What problem were we solving?
This article doesn't only focus on "how to choose the right model," but mostly on how we gradually built a multi-agent system that helps deploy features end-to-end across a multi-repository product.
The original problem was straightforward: scale development across multiple repositories without drowning the team in context-switching, process overhead, and manual synchronization.
The pain: multiple repositories, repetitive work, and manual coordination
Here's what we were dealing with from the start:
- Multiple repositories within a single product.
- The same repetitive steps are followed every time a new feature is kicked off.
- Manual synchronization between code, specs, and team agreements.
- Heavy code reviews, especially when changes touched multiple components.
At this stage, AI wasn't even on our radar. We had one goal: reduce the number of routine decisions developers had to make every day.
First step: plain engineering automation
Here's what we did first:
- Scripts for generating templates and boilerplate.
- A unified feature structure across repositories.
- Navigation utilities to quickly understand where things lived and where to add new code.
- Automation of standard pre-PR steps: checks, formatting, description preparation.
Essentially, we encoded the answers to these questions in scripts:
"What's the right way to create a new feature here?" "How do we correctly distribute changes across services?" "How do we prepare a PR so it can be reviewed efficiently?"
In hindsight, we realized those scripts already embedded behavioral policies, rules, and constraints, just without an LLM.

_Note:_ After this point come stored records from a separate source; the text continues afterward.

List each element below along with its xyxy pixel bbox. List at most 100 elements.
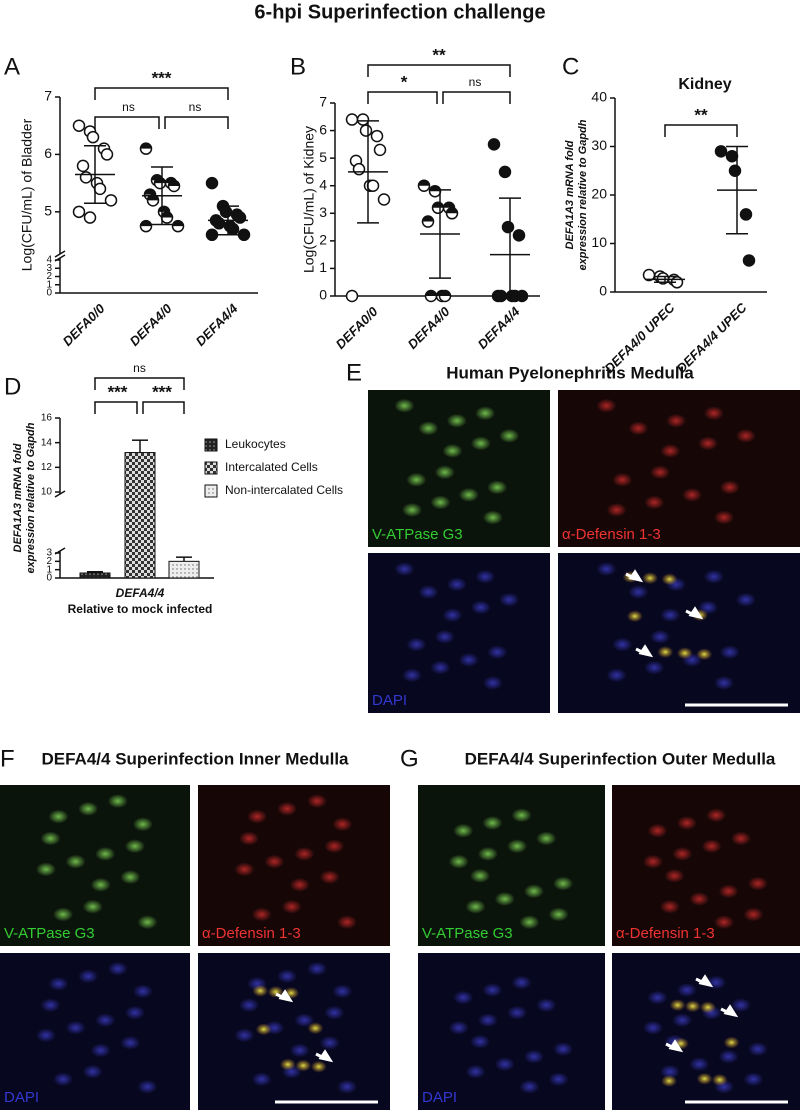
merge-blob: [696, 648, 713, 661]
x-axis-note: Relative to mock infected: [68, 602, 213, 616]
point-circle: [72, 205, 86, 219]
stain-blob: [78, 801, 99, 816]
merge-blob: [669, 999, 686, 1012]
stain-blob: [289, 877, 310, 892]
stain-blob: [511, 808, 532, 823]
micrograph: [558, 390, 800, 547]
stain-blob: [642, 1020, 663, 1035]
legend-swatch: [204, 484, 218, 498]
stain-blob: [324, 1005, 345, 1020]
data-point: [219, 205, 233, 219]
data-point: [93, 182, 107, 196]
arrow: [665, 1039, 684, 1053]
merge-blob: [626, 610, 643, 623]
micrograph: [612, 785, 800, 946]
data-point: [160, 211, 174, 224]
y-tick-label: 2: [319, 232, 327, 248]
stain-blob: [124, 839, 145, 854]
stain-blob: [239, 998, 260, 1013]
y-tick-label: 0: [46, 288, 52, 299]
y-axis-label: DEFA1A3 mRNA fold: [12, 443, 24, 552]
point-circle: [233, 211, 247, 224]
merge-blob: [661, 1074, 678, 1087]
y-tick-label: 5: [44, 203, 52, 219]
stain-blob: [718, 884, 739, 899]
point-circle: [352, 162, 366, 176]
y-tick-label: 0: [599, 283, 607, 299]
stain-blob: [659, 1064, 680, 1079]
stain-blob: [672, 1013, 693, 1028]
stain-blob: [120, 1035, 141, 1050]
stain-blob: [65, 1020, 86, 1035]
micrograph: [418, 785, 605, 946]
data-point: [72, 205, 86, 219]
stain-blob: [289, 1043, 310, 1058]
stain-blob: [324, 839, 345, 854]
point-circle: [377, 193, 391, 206]
stain-blob: [132, 984, 153, 999]
significance-label: ***: [108, 382, 128, 401]
channel-label: V-ATPase G3: [422, 925, 513, 942]
stain-blob: [682, 487, 703, 502]
data-point: [373, 143, 387, 157]
stain-blob: [294, 846, 315, 861]
y-tick-label: 12: [41, 462, 53, 473]
stain-blob: [95, 846, 116, 861]
data-point: [512, 229, 526, 242]
arrow: [275, 989, 294, 1003]
data-point: [153, 176, 167, 190]
stain-blob: [548, 1072, 569, 1087]
stain-blob: [430, 660, 451, 675]
stain-blob: [714, 510, 735, 525]
y-tick-label: 3: [46, 263, 52, 274]
data-point: [377, 193, 391, 206]
point-circle: [373, 143, 387, 157]
stain-blob: [65, 854, 86, 869]
point-circle: [205, 228, 219, 242]
data-point: [345, 289, 359, 303]
data-point: [212, 217, 226, 230]
bar: [79, 572, 111, 579]
stain-blob: [644, 495, 665, 510]
data-point: [728, 164, 742, 177]
point-circle: [205, 176, 219, 190]
data-point: [366, 179, 380, 192]
stain-blob: [596, 398, 617, 413]
stain-blob: [714, 675, 735, 690]
data-point: [139, 219, 153, 233]
stain-blob: [482, 675, 503, 690]
x-tick-label: DEFA4/4: [193, 300, 241, 348]
point-circle: [501, 220, 515, 234]
stain-blob: [446, 577, 467, 592]
point-circle: [728, 164, 742, 177]
stain-blob: [475, 569, 496, 584]
point-circle: [345, 289, 359, 303]
stain-blob: [482, 983, 503, 998]
data-point: [83, 211, 97, 224]
stain-blob: [406, 472, 427, 487]
point-half: [172, 220, 184, 227]
stain-blob: [82, 1064, 103, 1079]
stain-blob: [628, 585, 649, 600]
data-point: [205, 176, 219, 190]
y-tick-label: 10: [591, 234, 607, 250]
stain-blob: [458, 652, 479, 667]
point-circle: [93, 182, 107, 196]
merge-blob: [676, 647, 693, 660]
panel-letter: D: [4, 373, 21, 400]
panel-letter: A: [4, 53, 20, 80]
merge-blob: [642, 572, 659, 585]
point-circle: [212, 217, 226, 230]
y-tick-label: 14: [41, 437, 53, 448]
point-half: [168, 180, 180, 186]
data-point: [79, 171, 93, 184]
point-circle: [742, 254, 756, 267]
stain-blob: [277, 801, 298, 816]
stain-blob: [470, 1034, 491, 1049]
data-point: [417, 179, 431, 192]
merge-blob: [307, 1022, 324, 1035]
stain-blob: [307, 794, 328, 809]
y-tick-label: 0: [46, 573, 52, 584]
significance-label: ns: [469, 75, 482, 89]
point-circle: [370, 129, 384, 143]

Second step: LLM as an interface to those rules
When LLM-based tools became available, we didn't go all-in on "autocomplete everything." Instead, we made the model an interface to our existing automation and style guides, not a "smart black box" that figures everything out on its own.
Core principles:
- Source of truth = code and configs, not model responses
- Architectural decisions and constraints are defined upfront
- LLMs operate strictly within defined boundaries and trigger the right workflows
In practice, it looked like this:
- Developer describes intent (what they want to do) →
- Agent understands project context (repositories, services, architecture) →
- Agent calls the right scripts/patterns rather than "inventing the world from scratch."
For the team, this didn't feel like "AI magic." It felt like a convenient layer on top of familiar processes.
The natural evolution toward multi-agent architecture
As use cases grew, a single "universal" agent became unmanageable. It was simultaneously trying to plan, make architectural decisions, write code across different domains, and verify results. We'd hit the classic "god object" problem, just in AI agent form.
The logical move was to split responsibilities, not by abstract roles, but into separate execution agents, each running in its own context and operating independently. We ended up with specialized agents for:
Planning & architecture
Planner / Architect: builds a coherent plan of changes across all affected repositories and defines boundaries, contracts, and implementation order
Development
- Frontend Developer: UI changes and client-side logic.
- Backend Developer: core server-side code.
- Legacy Backend Developer: adapts existing legacy services.
- Plugin Developer: integrations, extensions, external connection points.
Quality
AQA: writes and maintains e2e tests and verifies behavioral system invariants.
The outcome: near full-cycle feature implementation
In the end, each agent owns a specific part of the workflow, and the whole stream — from architectural planning to final verification — turns into an almost end‑to‑end feature implementation with minimal human involvement.